Monash University ranks top in Australia for econometrics and experimental economics, according to League of Scholars, but Professor Robert Brooks, deputy dean, education, points out that other rankings, using different metrics, also score the university highly for cognitive and behavioural economics and experiential economics. Like Schlögl, he emphasises that it is the number of researchers and depth of talent that is key to genuine discipline strength, rather than one superstar.
At postgraduate level, Monash students can do a master of applied economics and econometrics or a business analytics subject within its MBA, to take advantage of its strength in economics.
Associate Professor Julien Pollack (along with Professor Lynn Crawford) leads project management research at the University of Sydney, which League of Scholars rates as Australia’s best. At postgraduate level, the university offers a master of project management degree and a master of project leadership, as well as graduate certificates and graduate diplomas in both areas.
“One of the great things about teaching in a university is that we have access to the latest developments in the field, and can incorporate that into our subject material,” Pollack says. “However, our courses aren’t solely designed to build theoretical knowledge; many of our academics have practical experience in the field. I worked as a project manager for more than 10 years, and the last project I worked on was contracted at $3.6 billion.”
University of Queensland rates number one in Australia for international relations and Professor Tim Dunne, pro-vice-chancellor, says research and teaching in this area is a significant strength for the university (ANU and the University of Melbourne also rate highly). “Path-breaking work is being done at UQ on peace and conflict resolution, affective emotions, human protection, gender and environmental security,” he says.
UQ also rates top for leadership research. Associate Professor Neil Paulsen says he teaches an MBA subject that focuses on the challenges of leadership in groups and teams operating in complex organisational and community environments. “My prior experience and current consulting activities in Australia and in international development programs complement insights developed from my research activities. My teaching, research and consulting activities are interrelated: one set of activities directly informs the others.”

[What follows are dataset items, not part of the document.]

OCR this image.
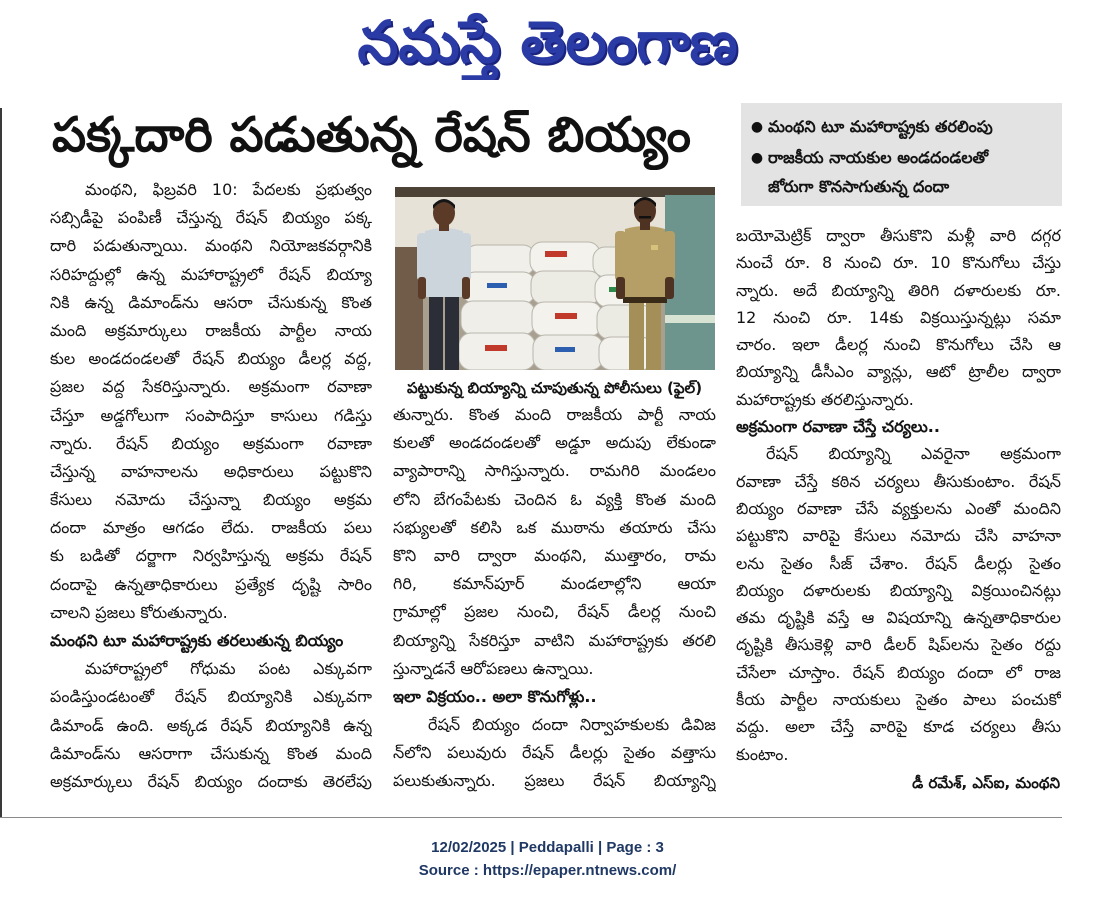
నమస్తే తెలంగాణ
పక్కదారి పడుతున్న రేషన్ బియ్యం	● మంథని టూ మహారాష్ట్రకు తరలింపు
● రాజకీయ నాయకుల అండదండలతో
జోరుగా కొనసాగుతున్న దందా
మంథని, ఫిబ్రవరి 10: పేదలకు ప్రభుత్వం
సబ్సిడీపై పంపిణీ చేస్తున్న రేషన్ బియ్యం పక్క
దారి పడుతున్నాయి. మంథని నియోజకవర్గానికి
సరిహద్దుల్లో ఉన్న మహారాష్ట్రలో రేషన్ బియ్యా
నికి ఉన్న డిమాండ్‌ను ఆసరా చేసుకున్న కొంత
మంది అక్రమార్కులు రాజకీయ పార్టీల నాయ
కుల అండదండలతో రేషన్ బియ్యం డీలర్ల వద్ద,
ప్రజల వద్ద సేకరిస్తున్నారు. అక్రమంగా రవాణా
చేస్తూ అడ్డగోలుగా సంపాదిస్తూ కాసులు గడిస్తు
న్నారు. రేషన్ బియ్యం అక్రమంగా రవాణా
చేస్తున్న వాహనాలను అధికారులు పట్టుకొని
కేసులు నమోదు చేస్తున్నా బియ్యం అక్రమ
దందా మాత్రం ఆగడం లేదు. రాజకీయ పలు
కు బడితో దర్జాగా నిర్వహిస్తున్న అక్రమ రేషన్
దందాపై ఉన్నతాధికారులు ప్రత్యేక దృష్టి సారిం
చాలని ప్రజలు కోరుతున్నారు.
మంథని టూ మహారాష్ట్రకు తరలుతున్న బియ్యం
మహారాష్ట్రలో గోధుమ పంట ఎక్కువగా
పండిస్తుండటంతో రేషన్ బియ్యానికి ఎక్కువగా
డిమాండ్ ఉంది. అక్కడ రేషన్ బియ్యానికి ఉన్న
డిమాండ్‌ను ఆసరాగా చేసుకున్న కొంత మంది
అక్రమార్కులు రేషన్ బియ్యం దందాకు తెరలేపు
పట్టుకున్న బియ్యాన్ని చూపుతున్న పోలీసులు (ఫైల్)
తున్నారు. కొంత మంది రాజకీయ పార్టీ నాయ
కులతో అండదండలతో అడ్డూ అదుపు లేకుండా
వ్యాపారాన్ని సాగిస్తున్నారు. రామగిరి మండలం
లోని బేగంపేటకు చెందిన ఓ వ్యక్తి కొంత మంది
సభ్యులతో కలిసి ఒక ముఠాను తయారు చేసు
కొని వారి ద్వారా మంథని, ముత్తారం, రామ
గిరి, కమాన్‌పూర్ మండలాల్లోని ఆయా
గ్రామాల్లో ప్రజల నుంచి, రేషన్ డీలర్ల నుంచి
బియ్యాన్ని సేకరిస్తూ వాటిని మహారాష్ట్రకు తరలి
స్తున్నాడనే ఆరోపణలు ఉన్నాయి.
ఇలా విక్రయం.. అలా కొనుగోళ్లు..
రేషన్ బియ్యం దందా నిర్వాహకులకు డివిజ
న్‌లోని పలువురు రేషన్ డీలర్లు సైతం వత్తాసు
పలుకుతున్నారు. ప్రజలు రేషన్ బియ్యాన్ని
బయోమెట్రిక్ ద్వారా తీసుకొని మళ్లీ వారి దగ్గర
నుంచే రూ. 8 నుంచి రూ. 10 కొనుగోలు చేస్తు
న్నారు. అదే బియ్యాన్ని తిరిగి దళారులకు రూ.
12 నుంచి రూ. 14కు విక్రయిస్తున్నట్లు సమా
చారం. ఇలా డీలర్ల నుంచి కొనుగోలు చేసి ఆ
బియ్యాన్ని డీసీఎం వ్యాన్లు, ఆటో ట్రాలీల ద్వారా
మహారాష్ట్రకు తరలిస్తున్నారు.
అక్రమంగా రవాణా చేస్తే చర్యలు..
రేషన్ బియ్యాన్ని ఎవరైనా అక్రమంగా
రవాణా చేస్తే కఠిన చర్యలు తీసుకుంటాం. రేషన్
బియ్యం రవాణా చేసే వ్యక్తులను ఎంతో మందిని
పట్టుకొని వారిపై కేసులు నమోదు చేసి వాహనా
లను సైతం సీజ్ చేశాం. రేషన్ డీలర్లు సైతం
బియ్యం దళారులకు బియ్యాన్ని విక్రయించినట్లు
తమ దృష్టికి వస్తే ఆ విషయాన్ని ఉన్నతాధికారుల
దృష్టికి తీసుకెళ్లి వారి డీలర్ షిప్‌లను సైతం రద్దు
చేసేలా చూస్తాం. రేషన్ బియ్యం దందా లో రాజ
కీయ పార్టీల నాయకులు సైతం పాలు పంచుకో
వద్దు. అలా చేస్తే వారిపై కూడ చర్యలు తీసు
కుంటాం.
డీ రమేశ్, ఎస్ఐ, మంథని
12/02/2025 | Peddapalli | Page : 3
Source : https://epaper.ntnews.com/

It seems, then, that plenty of stand-out researchers are fronting up to teach classes – at least at postgraduate level – and creating new subjects around their expertise or incorporating world-class research into class material. In some cases, students may be taught by the author of the key subject textbook or perhaps hear of cutting-edge research straight from the horse’s mouth.
Paul McCarthy, founder and chief executive of League of Scholars and an adjunct professor at UNSW’s school of computer science and engineering, puts it this way: “I would go to a research-intensive uni because you’re closer to the source of the truth, and you may get that star lecturer.”